Design and development of machine learning solutions, ensuring accuracy, performance, security, and scalability.
Implement and maintain end-to-end AI/ML pipelines
from data ingestion and feature engineering through to model development, validation, and deployment with guidance from senior engineers on complex architectural decisions
Instrument AI/ML services with appropriate metrics, logging, and telemetry to monitor model performance and operational health against defined SLOs
Participate in on-call rotations, executing progressive rollouts and applying standard mitigation strategies to keep production inference services healthy
Collaborate across planning, design, and code review phases contributing to product and technical discussions, while helping raise overall code quality through thoughtful review feedback
Requirements
Bachelor's degree in Computer Science, Mathematics, Statistics, or a related quantitative field, or equivalent practical experience
2+ years of experience in machine learning engineering or applied ML, with demonstrated proficiency in Python and at least one ML framework (PyTorch, TensorFlow, or JAX) and familiarity with NLP libraries such as Hugging Face Transformers, NLTK, or SpaCy.

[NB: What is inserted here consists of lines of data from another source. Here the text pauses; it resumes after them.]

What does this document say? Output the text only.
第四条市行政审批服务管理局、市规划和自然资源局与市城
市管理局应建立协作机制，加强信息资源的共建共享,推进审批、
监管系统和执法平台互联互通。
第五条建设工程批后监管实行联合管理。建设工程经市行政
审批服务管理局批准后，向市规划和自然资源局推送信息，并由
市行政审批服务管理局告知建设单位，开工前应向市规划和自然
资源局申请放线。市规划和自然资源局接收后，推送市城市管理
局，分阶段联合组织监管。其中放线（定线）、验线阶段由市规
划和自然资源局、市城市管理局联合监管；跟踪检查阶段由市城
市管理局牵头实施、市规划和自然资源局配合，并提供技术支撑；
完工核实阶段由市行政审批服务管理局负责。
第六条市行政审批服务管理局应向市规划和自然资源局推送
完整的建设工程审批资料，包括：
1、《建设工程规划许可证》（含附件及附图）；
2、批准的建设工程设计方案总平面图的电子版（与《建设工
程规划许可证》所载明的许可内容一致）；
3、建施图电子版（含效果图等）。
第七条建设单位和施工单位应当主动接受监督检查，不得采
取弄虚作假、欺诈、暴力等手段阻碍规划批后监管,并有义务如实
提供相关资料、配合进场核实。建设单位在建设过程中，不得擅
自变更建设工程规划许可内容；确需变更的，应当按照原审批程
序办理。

Experience developing, testing, and deploying small-to-medium scoped ML services or features in a collaborative engineering environment, including model versioning, experiment tracking, and cloud-based infrastructure (AWS, GCP, or Azure)
Proficiency in Python (preferred) or similar OO language.
Experience utilizing Large (or Small) Language Models within software systems.
Excellent written and verbal communication skills with the ability to articulate complex technical concepts to both technical and non-technical audiences.